The tolerance, the way they took care of each other, was what utterly charmed Izzy and let her forgive all the other excesses. That such strong-minded individuals could still be so open-minded to conflicting tastes and ways of life gave her hope for the world at large. If we can do it here, she would think, then someday it’ll be like this everywhere.
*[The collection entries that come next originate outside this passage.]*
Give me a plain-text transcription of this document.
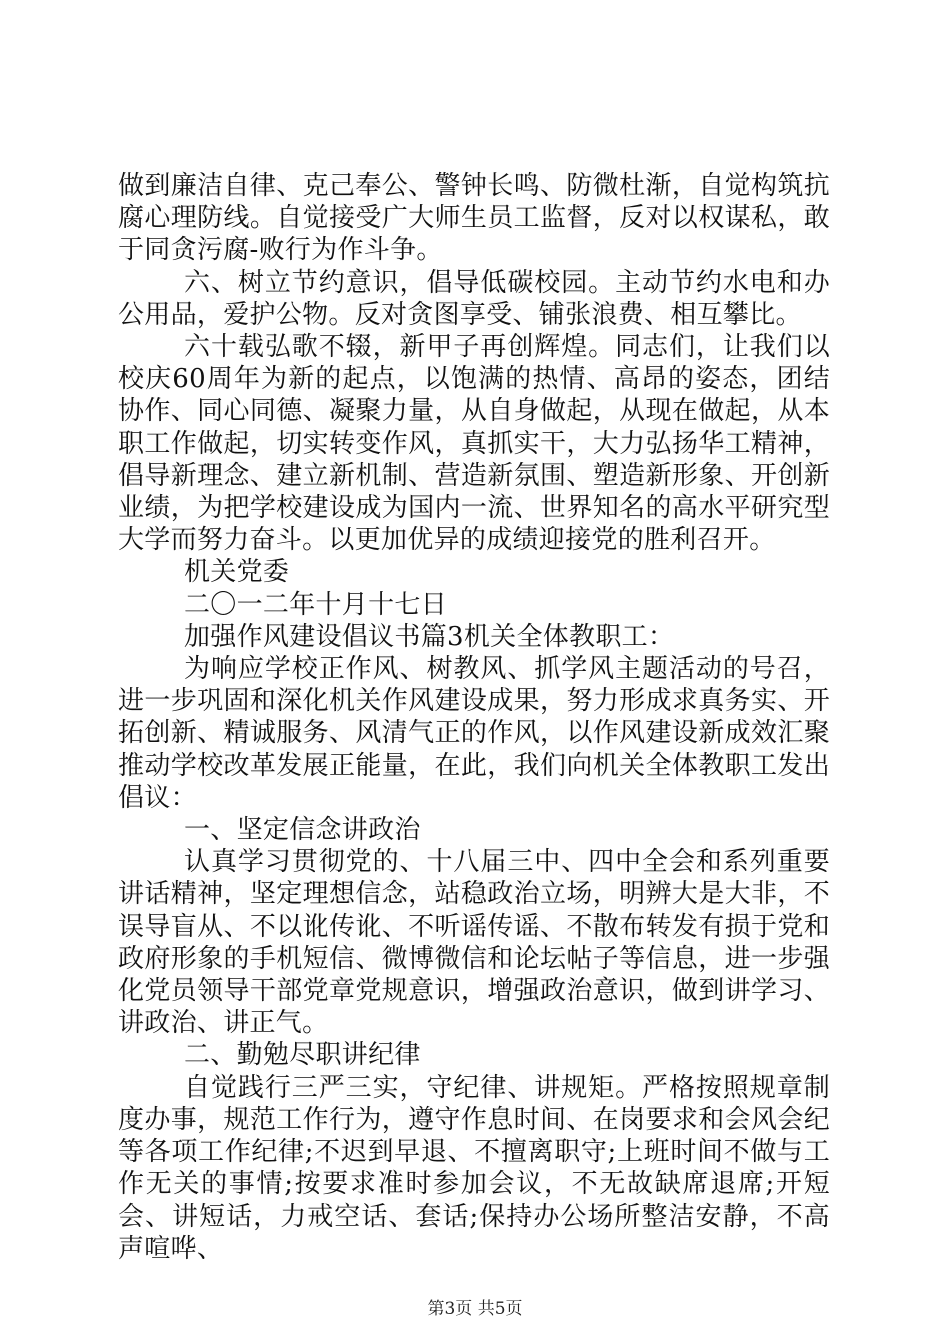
做到廉洁自律、克己奉公、警钟长鸣、防微杜渐，自觉构筑抗腐心理防线。自觉接受广大师生员工监督，反对以权谋私，敢于同贪污腐-败行为作斗争。

六、树立节约意识，倡导低碳校园。主动节约水电和办公用品，爱护公物。反对贪图享受、铺张浪费、相互攀比。

六十载弘歌不辍，新甲子再创辉煌。同志们，让我们以校庆60周年为新的起点，以饱满的热情、高昂的姿态，团结协作、同心同德、凝聚力量，从自身做起，从现在做起，从本职工作做起，切实转变作风，真抓实干，大力弘扬华工精神，倡导新理念、建立新机制、营造新氛围、塑造新形象、开创新业绩，为把学校建设成为国内一流、世界知名的高水平研究型大学而努力奋斗。以更加优异的成绩迎接党的胜利召开。

机关党委

二〇一二年十月十七日

加强作风建设倡议书篇3机关全体教职工：

为响应学校正作风、树教风、抓学风主题活动的号召，进一步巩固和深化机关作风建设成果，努力形成求真务实、开拓创新、精诚服务、风清气正的作风，以作风建设新成效汇聚推动学校改革发展正能量，在此，我们向机关全体教职工发出倡议：

一、坚定信念讲政治

认真学习贯彻党的、十八届三中、四中全会和系列重要讲话精神，坚定理想信念，站稳政治立场，明辨大是大非，不误导盲从、不以讹传讹、不听谣传谣、不散布转发有损于党和政府形象的手机短信、微博微信和论坛帖子等信息，进一步强化党员领导干部党章党规意识，增强政治意识，做到讲学习、讲政治、讲正气。

二、勤勉尽职讲纪律

自觉践行三严三实，守纪律、讲规矩。严格按照规章制度办事，规范工作行为，遵守作息时间、在岗要求和会风会纪等各项工作纪律;不迟到早退、不擅离职守;上班时间不做与工作无关的事情;按要求准时参加会议，不无故缺席退席;开短会、讲短话，力戒空话、套话;保持办公场所整洁安静，不高声喧哗、

第3页 共5页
She loved the little apartment she shared with Kathy. Their furniture consisted of wooden orange crates and scattered pillows in place of sofas or chairs; bookcases made of salvaged brick and lumber; throw rugs, lamps and kitchen necessities bought at the Crowsea flea markets; on the walls, posters and various paintings by Izzy and their friends; in the bedrooms, mattresses on the floor; in the kitchen, a scratched and battered Formica kitchen table with mismatching chairs rescued from a curbside one night before garbage day. Izzy knew her mother would have been horrified at the way she was living, but she didn’t care. Her father would have been disgusted by the company she kept, but she didn’t care about that either.
To her, Waterhouse Street was the beau ideal to which the rest of society should aspire; and perhaps that was why, when the harsh reality of the outside world did intrude to leave its mark upon their lives, Izzy always took it as a personal betrayal.